Domain 4 of CTGF causes migration and stress fiber formation and dominantly induces profibrotic responses in human kidney pericytes, which are blocked by DKK1. (A) Flow cytometric plot and immunofluorescence images indicating selection of NG2+ PDGFRβ+ cells from human fetal kidney results in a population of cells that are PDGFRβ+, transiently NG2+, and weakly αSMA+. (B) Migratory responses to CTGF domains at 24 hours in human are all inhibited by DKK1. (C and D) Stress fibers form in response to CTGF domains and are all blocked by DKK1. (E) Quantitative PCR indicates that CTGF domain 4 alone upregulates transcripts associated with fibrogenesis 48 hours after stimulation. (F) Western blots showing COL1, PAI-1, and CTGF production in response to a number of stimuli at 24 hours.
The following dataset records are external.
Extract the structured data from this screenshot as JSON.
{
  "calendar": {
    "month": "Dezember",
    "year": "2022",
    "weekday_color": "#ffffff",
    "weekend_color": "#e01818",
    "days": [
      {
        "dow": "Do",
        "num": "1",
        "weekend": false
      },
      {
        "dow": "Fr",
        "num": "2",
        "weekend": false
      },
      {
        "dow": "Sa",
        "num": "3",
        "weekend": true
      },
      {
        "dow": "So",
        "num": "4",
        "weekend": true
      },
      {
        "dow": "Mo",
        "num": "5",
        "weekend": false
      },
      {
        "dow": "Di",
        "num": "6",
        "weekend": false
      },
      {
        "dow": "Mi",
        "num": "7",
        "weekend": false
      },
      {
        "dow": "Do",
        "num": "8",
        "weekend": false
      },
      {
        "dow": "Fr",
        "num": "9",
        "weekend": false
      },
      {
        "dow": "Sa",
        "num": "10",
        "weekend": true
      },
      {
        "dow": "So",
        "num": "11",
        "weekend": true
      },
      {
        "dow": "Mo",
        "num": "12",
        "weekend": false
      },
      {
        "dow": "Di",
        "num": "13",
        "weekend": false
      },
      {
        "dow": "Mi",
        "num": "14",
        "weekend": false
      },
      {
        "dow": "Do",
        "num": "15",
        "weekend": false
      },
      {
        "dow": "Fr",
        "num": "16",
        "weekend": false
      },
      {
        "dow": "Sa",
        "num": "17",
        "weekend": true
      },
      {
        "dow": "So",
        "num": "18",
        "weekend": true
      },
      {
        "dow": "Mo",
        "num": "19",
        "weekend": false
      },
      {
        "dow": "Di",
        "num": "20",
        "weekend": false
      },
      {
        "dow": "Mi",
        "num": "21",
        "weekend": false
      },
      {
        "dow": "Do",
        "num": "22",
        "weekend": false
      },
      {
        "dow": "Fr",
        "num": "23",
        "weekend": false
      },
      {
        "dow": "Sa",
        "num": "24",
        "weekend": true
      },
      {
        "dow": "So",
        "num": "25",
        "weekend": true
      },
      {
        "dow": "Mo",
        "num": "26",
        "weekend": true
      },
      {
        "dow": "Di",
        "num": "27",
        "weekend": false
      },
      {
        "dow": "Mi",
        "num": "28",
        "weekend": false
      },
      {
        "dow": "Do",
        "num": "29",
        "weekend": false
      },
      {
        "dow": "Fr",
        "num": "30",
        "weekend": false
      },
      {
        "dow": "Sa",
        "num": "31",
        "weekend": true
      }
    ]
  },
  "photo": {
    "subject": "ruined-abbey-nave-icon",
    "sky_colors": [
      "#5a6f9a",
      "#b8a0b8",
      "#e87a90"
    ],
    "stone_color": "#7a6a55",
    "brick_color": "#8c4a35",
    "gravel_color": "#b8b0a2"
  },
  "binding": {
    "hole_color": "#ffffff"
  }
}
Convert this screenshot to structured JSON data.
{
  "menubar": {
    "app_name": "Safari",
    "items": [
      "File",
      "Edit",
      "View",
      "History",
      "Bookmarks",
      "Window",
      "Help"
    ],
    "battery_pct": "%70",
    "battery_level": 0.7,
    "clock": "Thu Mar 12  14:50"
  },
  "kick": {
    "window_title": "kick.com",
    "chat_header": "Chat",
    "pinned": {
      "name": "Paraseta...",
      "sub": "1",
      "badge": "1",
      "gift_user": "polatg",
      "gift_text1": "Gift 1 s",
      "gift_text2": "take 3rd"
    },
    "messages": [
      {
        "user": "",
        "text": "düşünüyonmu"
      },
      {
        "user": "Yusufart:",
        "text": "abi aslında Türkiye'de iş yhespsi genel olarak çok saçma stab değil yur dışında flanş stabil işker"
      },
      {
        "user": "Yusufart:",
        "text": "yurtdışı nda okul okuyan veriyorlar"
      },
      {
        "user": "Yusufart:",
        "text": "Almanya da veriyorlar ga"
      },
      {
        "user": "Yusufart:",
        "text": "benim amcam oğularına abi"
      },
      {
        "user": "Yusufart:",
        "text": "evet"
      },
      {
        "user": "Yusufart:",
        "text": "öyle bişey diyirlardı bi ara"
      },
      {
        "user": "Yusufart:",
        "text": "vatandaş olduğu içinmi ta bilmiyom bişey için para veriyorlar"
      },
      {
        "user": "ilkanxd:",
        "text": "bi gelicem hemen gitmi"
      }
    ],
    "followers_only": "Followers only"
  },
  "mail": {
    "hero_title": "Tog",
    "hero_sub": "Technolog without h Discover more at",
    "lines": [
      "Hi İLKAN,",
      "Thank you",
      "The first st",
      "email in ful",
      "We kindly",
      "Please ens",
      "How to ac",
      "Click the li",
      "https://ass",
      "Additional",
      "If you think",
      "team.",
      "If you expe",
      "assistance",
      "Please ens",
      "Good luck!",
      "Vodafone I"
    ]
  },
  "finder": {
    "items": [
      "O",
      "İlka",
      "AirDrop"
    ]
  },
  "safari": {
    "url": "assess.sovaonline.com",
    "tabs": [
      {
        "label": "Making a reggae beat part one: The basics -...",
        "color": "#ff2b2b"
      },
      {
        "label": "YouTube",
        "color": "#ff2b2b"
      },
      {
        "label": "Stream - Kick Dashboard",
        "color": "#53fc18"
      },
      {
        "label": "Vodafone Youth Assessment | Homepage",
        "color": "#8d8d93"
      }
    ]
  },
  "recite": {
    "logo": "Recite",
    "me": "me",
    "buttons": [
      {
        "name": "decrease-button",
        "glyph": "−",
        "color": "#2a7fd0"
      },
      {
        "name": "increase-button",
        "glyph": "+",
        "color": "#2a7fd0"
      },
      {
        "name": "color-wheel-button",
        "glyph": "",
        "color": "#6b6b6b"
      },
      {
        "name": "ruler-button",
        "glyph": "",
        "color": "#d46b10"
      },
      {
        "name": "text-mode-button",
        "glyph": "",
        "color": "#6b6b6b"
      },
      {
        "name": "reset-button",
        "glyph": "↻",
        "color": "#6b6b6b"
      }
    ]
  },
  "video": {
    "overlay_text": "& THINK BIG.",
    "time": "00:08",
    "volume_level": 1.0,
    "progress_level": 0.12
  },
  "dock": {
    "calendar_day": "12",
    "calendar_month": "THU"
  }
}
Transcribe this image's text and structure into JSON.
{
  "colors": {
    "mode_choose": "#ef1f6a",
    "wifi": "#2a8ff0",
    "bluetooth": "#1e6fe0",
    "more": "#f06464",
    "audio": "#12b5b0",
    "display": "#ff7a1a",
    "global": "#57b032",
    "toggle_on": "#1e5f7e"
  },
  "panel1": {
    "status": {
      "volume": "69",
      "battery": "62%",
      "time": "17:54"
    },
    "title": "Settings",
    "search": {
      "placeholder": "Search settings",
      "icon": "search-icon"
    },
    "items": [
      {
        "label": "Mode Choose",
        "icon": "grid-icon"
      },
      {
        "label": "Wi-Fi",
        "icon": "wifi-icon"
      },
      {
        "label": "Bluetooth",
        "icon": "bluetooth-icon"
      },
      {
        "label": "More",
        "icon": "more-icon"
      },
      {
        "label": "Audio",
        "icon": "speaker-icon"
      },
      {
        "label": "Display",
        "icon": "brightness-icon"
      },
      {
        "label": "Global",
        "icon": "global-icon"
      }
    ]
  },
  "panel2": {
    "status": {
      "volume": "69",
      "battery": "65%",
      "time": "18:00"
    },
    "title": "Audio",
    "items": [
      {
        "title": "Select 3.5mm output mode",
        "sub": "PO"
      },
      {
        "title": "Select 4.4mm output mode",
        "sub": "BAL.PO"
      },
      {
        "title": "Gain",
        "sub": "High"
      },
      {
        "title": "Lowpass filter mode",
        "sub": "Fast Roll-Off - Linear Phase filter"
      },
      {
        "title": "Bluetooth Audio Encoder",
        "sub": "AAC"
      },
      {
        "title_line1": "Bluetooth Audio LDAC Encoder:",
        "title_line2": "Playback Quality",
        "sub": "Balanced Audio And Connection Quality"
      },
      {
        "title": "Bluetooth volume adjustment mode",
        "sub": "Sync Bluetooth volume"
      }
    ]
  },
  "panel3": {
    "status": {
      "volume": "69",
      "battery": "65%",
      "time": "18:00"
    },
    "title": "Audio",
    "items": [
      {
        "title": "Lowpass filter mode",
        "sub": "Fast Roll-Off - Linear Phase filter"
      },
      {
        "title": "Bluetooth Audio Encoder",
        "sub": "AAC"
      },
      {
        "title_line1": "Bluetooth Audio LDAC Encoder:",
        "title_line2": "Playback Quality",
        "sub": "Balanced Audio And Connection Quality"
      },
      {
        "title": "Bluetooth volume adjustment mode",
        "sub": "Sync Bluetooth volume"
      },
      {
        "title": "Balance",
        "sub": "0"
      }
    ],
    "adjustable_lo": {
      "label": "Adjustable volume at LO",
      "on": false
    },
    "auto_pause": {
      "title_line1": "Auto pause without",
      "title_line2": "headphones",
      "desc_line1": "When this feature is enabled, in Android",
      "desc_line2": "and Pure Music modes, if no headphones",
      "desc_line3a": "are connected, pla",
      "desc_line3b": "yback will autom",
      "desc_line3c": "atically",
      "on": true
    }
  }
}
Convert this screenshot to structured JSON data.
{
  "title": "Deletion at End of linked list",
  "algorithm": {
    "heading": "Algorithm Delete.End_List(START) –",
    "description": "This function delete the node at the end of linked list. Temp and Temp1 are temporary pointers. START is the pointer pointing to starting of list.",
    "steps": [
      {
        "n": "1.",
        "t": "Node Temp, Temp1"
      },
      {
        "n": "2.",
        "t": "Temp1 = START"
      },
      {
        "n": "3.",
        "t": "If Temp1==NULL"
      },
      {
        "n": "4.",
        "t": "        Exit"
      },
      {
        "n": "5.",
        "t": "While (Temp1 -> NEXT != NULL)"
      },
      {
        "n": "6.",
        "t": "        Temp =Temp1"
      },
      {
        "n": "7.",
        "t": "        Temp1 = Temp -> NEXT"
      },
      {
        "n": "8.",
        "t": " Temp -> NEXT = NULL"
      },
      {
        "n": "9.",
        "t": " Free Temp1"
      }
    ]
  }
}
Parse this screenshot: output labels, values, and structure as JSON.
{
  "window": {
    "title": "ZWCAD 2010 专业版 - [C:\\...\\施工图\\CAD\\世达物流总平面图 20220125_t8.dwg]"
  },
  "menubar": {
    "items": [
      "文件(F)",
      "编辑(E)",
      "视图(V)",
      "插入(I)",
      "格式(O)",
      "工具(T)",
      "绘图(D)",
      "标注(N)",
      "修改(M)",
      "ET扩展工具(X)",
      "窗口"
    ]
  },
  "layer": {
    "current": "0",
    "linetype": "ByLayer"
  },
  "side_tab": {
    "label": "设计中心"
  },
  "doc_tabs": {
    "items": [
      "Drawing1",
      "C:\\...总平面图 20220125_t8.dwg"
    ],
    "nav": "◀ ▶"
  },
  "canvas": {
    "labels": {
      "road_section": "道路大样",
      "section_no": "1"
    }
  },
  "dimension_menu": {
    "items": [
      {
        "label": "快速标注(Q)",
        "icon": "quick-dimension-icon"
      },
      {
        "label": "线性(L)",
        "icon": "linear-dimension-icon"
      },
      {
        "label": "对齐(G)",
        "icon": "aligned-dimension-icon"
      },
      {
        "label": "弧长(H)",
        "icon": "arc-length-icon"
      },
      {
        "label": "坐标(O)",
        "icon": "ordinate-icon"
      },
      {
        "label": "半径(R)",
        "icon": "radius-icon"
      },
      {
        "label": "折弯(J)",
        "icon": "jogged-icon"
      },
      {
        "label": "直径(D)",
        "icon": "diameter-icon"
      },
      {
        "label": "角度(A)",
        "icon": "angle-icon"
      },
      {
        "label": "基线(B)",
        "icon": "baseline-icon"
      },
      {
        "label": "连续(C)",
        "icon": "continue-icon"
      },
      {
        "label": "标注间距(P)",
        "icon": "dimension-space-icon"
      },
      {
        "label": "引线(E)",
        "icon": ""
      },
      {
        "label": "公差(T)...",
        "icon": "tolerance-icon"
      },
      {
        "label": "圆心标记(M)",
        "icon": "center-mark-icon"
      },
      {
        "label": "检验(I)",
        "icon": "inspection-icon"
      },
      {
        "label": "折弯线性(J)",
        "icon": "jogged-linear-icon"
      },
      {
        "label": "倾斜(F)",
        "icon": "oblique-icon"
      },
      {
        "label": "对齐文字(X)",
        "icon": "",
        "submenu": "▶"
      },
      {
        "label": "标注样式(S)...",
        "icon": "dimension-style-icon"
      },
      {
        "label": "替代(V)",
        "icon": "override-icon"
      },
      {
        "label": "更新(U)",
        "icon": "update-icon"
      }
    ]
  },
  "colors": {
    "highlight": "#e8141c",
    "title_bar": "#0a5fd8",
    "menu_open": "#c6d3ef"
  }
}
Note that DIV protein markedly increases these proteins, whereas DI+II is less effective, and DI alone produces no response. DKK1 blocks these responses, and SB431542 also inhibits PAI-1 and CTGF responses. (G and H) Blots showing signaling responses of the different CTGF domains in human pericytes. Data are mean±SEM; n=6 per group. Blots are representative of three independent experiments. *P<0.05; **P<0.01; ***P<0.001.

Figure 5.

DKK1 or anti-CTGF domain 4 antibodies inhibit fibrogenic signaling in models of kidney disease. (A) Schema showing the timeline for UUO-mediated disease induction and the delivery of rDKK1 or vehicle. (B) Western blot showing total DKK1 levels in kidney tissue after disease induction and delivery of vehicle or rDKK1. (C) Graph showing the effect of rDKK1 on expression of WNT/β-catenin responses in kidney after UUO. (D) Representative images and (E) morphometric quantification of myofibroblasts and interstitial fibrosis 7 days after UUO. (F) Western blots showing CTGF-responsive protein levels in the kidney in response to rDKK1. (G) Quantitative PCR for levels for transcripts of matrix proteins, fibrogenic factors, and inflammatory response factors. (H) Quantification of F4/80+ macrophages after 7 days of UUO. (I) Schema showing the timeline for UUO-mediated disease induction and the delivery of anti-CTGF domain 4 antibodies or vehicle. (J) Effect of anti-CTGF DIV on WNT/β-catenin responses in kidney after UUO. (K) Representative images and (L) quantification of laminin accumulation and interstitial fibrosis. (M) Graphs showing morphometric quantification of protein markers in kidney tissue sections in response to disease and anti-CTGF DIV antibodies. (N) Western blots showing CTGF-responsive protein levels in the kidney in response to anti-CTGF DIV. (O) Quantitative PCR for transcript levels of matrix proteins and inflammatory factors in response to (L) anti-CTGF DIV. Blots are representative of two or more independent experiments; n=6 per group. Scale bar, 50 μm. *P<0.05; **P<0.01; ***P<0.001; ****P<0.0001.